Considerations for a Paternity Case
If you have a baby and you are not married to your baby’s parent, your rights are governed by the Uniform Parentage Act (UPA). If you are the baby’s biological mother, you are “by default” her legal mother, with rights of legal and physical custody, unless a judge modifies custody in a paternity case.
If you are the baby’s biological father, you do not enjoy the same presumptions. There are three categories of father: (a) acknowledged father; (b) presumed father; and (c) adjudicated (legal) father.
If you signed the acknowledgment of paternity (one of the hospital forms you signed when the baby was born), you are the baby’s “acknowledged” father. You become the baby’s legal father unless you rescind the acknowledgment within 60 days of the acknowledgment, another man files a paternity case within two years of the baby’s birth, or you file a case to set aside your acknowledgment. Your status as the baby’s legal father can be set aside only under a narrow set of exceptions, and the burden of proof is difficult to meet. After the two-year period, you are irrevocably the baby’s father. The policy behind the UPA is to provide a stable family unit for children.
If you did not sign an acknowledgment of paternity, you qualify as the “presumed” father if the mother places your name on the child’s birth certificate and/or you fail to file a denial of paternity within the same 60-day period. You also qualify as the “presumed” father if you were married to the baby’s mother 360 days or less before she was born, are married to the baby’s mother at the time of her birth, or held her out as your child. The same two-year period and restrictions apply to challenges to a “presumed” father.
If you believe that you are the baby’s father, you can claim or “allege” to be the baby’s father and challenge the “presumed” or “acknowledged” father by filing a petition for paternity within two years of the baby’s birth. However, you have no rights to access or visitation, and no child support obligations, until you have successfully challenged the “presumed” or “acknowledged” father with a DNA genetic test that meets the UPA’s requirements and shows you to be the baby’s biological father.

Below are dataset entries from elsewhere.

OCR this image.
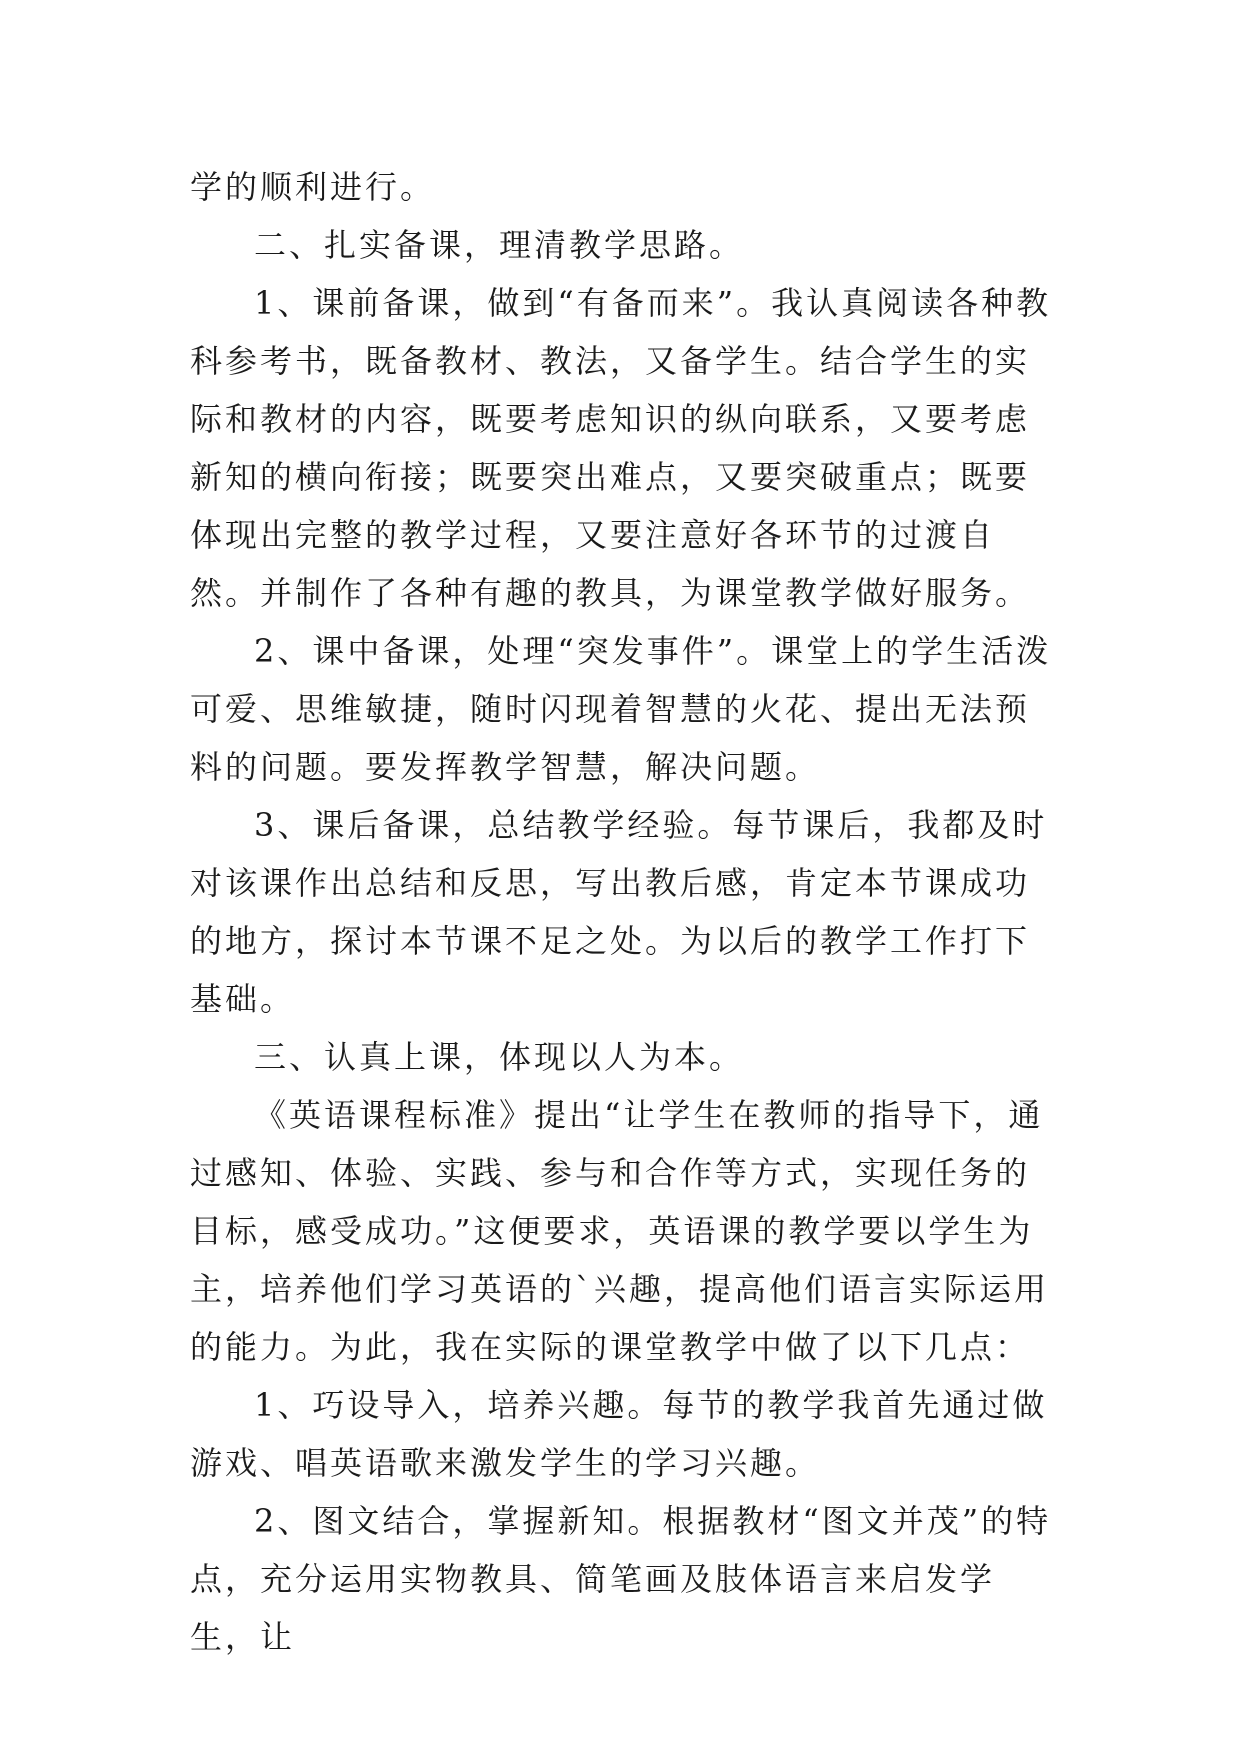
学的顺利进行。

二、扎实备课，理清教学思路。

1、课前备课，做到“有备而来”。我认真阅读各种教科参考书，既备教材、教法，又备学生。结合学生的实际和教材的内容，既要考虑知识的纵向联系，又要考虑新知的横向衔接；既要突出难点，又要突破重点；既要体现出完整的教学过程，又要注意好各环节的过渡自然。并制作了各种有趣的教具，为课堂教学做好服务。

2、课中备课，处理“突发事件”。课堂上的学生活泼可爱、思维敏捷，随时闪现着智慧的火花、提出无法预料的问题。要发挥教学智慧，解决问题。

3、课后备课，总结教学经验。每节课后，我都及时对该课作出总结和反思，写出教后感，肯定本节课成功的地方，探讨本节课不足之处。为以后的教学工作打下基础。

三、认真上课，体现以人为本。

《英语课程标准》提出“让学生在教师的指导下，通过感知、体验、实践、参与和合作等方式，实现任务的目标，感受成功。”这便要求，英语课的教学要以学生为主，培养他们学习英语的`兴趣，提高他们语言实际运用的能力。为此，我在实际的课堂教学中做了以下几点：

1、巧设导入，培养兴趣。每节的教学我首先通过做游戏、唱英语歌来激发学生的学习兴趣。

2、图文结合，掌握新知。根据教材“图文并茂”的特点，充分运用实物教具、简笔画及肢体语言来启发学生，让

From the Petition to the Decree
The judge has the authority to enter and modify temporary orders regarding custody, child support, and visitation if there is a presumed or acknowledged father. Once you are judicially determined to be the baby’s father, an agreement (Consent Decree) can be filed. If you and the baby’s mother cannot agree on child support or access, you can present the issues to the judge for a ruling and a Decree of Paternity.
After the Decree
Modification of custody, child support, and visitation are subject to the same legal standards as post-decree divorce proceedings. The paternity judge loses authority over these three issues in the same manner as the divorce judge.
The UPA allows the paternity judge to award attorney fees, filing fees, genetic testing costs, travel expenses, and “other costs”, subject to the requirement of reasonableness. As a practical matter, you should be prepared to bear all of your litigation costs and attorney fees. Depending on the judge and your specific circumstances, the judge may divide the costs of the case between you and the other parent, either 50/50 or by your income percentages.